The commonest technique of control in modern life is punishment. The pattern is familiar: if a man does not behave as you wish, knock him down; if a child misbehaves, spank him; if the people of a country misbehave, bomb them. Legal and police systems are based upon such punishments as fines, flogging, incarceration, and hard labor. Religious control is exerted through penances, threats of excommunication, and consignment to hell-fire. Education has not wholly abandoned the birch rod. In everyday personal contact we control through censure, snubbing, disapproval, or banishment. In short, the degree to which we use punishment as a technique of control seems to be limited only by the degree to which we can gain the necessary power. All of this is done with the intention of reducing tendencies to behave in certain ways. Reinforcement builds up these tendencies; punishment is designed to tear them down.

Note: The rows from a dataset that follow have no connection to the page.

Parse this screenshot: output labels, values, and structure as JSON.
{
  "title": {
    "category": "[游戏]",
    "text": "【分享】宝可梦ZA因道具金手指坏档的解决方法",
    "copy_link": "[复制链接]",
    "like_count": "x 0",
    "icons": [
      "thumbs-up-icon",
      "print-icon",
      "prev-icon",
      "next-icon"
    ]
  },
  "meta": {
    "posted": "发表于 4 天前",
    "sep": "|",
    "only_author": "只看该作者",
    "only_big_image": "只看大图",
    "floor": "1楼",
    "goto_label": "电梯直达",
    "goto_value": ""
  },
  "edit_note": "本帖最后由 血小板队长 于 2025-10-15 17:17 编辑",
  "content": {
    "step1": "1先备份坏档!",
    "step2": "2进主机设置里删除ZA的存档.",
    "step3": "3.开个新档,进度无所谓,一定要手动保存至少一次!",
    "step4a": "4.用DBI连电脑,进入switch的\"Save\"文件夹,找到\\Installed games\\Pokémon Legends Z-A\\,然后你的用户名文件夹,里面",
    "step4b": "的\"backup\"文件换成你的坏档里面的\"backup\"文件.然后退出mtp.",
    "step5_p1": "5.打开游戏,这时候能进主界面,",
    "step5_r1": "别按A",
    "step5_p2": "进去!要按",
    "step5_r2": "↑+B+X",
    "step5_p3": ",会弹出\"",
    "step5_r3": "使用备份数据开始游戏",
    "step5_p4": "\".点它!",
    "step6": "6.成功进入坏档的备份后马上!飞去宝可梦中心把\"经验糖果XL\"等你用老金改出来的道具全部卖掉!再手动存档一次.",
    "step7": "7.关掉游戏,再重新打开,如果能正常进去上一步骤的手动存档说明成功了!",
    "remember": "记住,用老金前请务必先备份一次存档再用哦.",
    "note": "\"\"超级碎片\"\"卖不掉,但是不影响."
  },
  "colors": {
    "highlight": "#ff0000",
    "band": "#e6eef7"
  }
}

The technique has often been analyzed, and many familiar questions continue to be asked. Must punishment be closely contingent upon the behavior punished? Must the individual know what he is being punished for? What forms of punishment are most effective and under what circumstances? This concern may be due to the realization that the technique has unfortunate by-products. In the long run, punishment, unlike reinforcement, works to the disadvantage of both the punished organism and the punishing agency. The aversive stimuli which are needed generate emotions, including predispositions to escape or retaliate, and disabling anxieties. For thousands of years men have asked whether the method could not be improved or whether some alternative practice would not be better.

DOES PUNISHMENT WORK?

More recently, the suspicion has also arisen that punishment does not in fact do what it is supposed to do. An immediate effect in reducing a tendency to behave is clear enough, but this may be misleading. The reduction in strength may not be permanent. An explicit revision in the theory of punishment may be dated by the changes in the theories of E. L. Thorndike. Thorndike’s first formulation of the behavior of his cats in a puzzle box appealed to two processes: the stamping in of rewarded behavior, or operant conditioning, and a converse process of stamping out as the effect of punishment. Thorndike’s later experiments with human subjects required a change in this formulation. The rewards and punishments he used were the relatively mild, verbal conditioned reinfoicers of “right” and “wrong.” Thorndike found that although “right” strengthened the behavior that preceded it, “wrong” did not weaken it. The relatively trivial nature of the punishment was probably an advantage, since the collateral effects of severe punishment could be avoided and the absence of a weakening effect could therefore be observed without interference from other processes.

The difference between immediate and long-term effects of punishment is clearly shown in animal experiments. In the process of extinction the organism emits a certain number of responses which can be reasonably well predicted. As we have seen, the rate is at first high and then falls off until no significant responding occurs. The cumulative extinction curve is one way of representing the net effect of reinforcement, an effect which we may describe as a predisposition to emit a certain number of responses without further reinforcement. If we now punish the first few responses emitted in extinction, the theory of punishment would lead us to expect that the rest of the extinction curve would contain fewer responses. If we could choose a punishment which subtracted the same number of responses as are added by a reinforcement, then fifty reinforced responses followed by twenty-five punished responses should leave an extinction curve characteristic of twenty-five reinforced responses. When a similar experiment was performed, however, it was found that although punishing responses at the beginning of an extinction curve reduced the momentary rate of responding, the rate rose again when punishment was discontinued and that eventually all responses came out. The effect of punishment was a temporary suppression of the behavior, not a reduction in the total number of responses. Even under severe and prolonged punishment, the rate of responding will rise when punishment has been discontinued, and although under these circumstances it is not easy to show that all the responses originally available will eventually appear, it has been found that after a given time the rate of responding is no lower than if no punishment had taken place.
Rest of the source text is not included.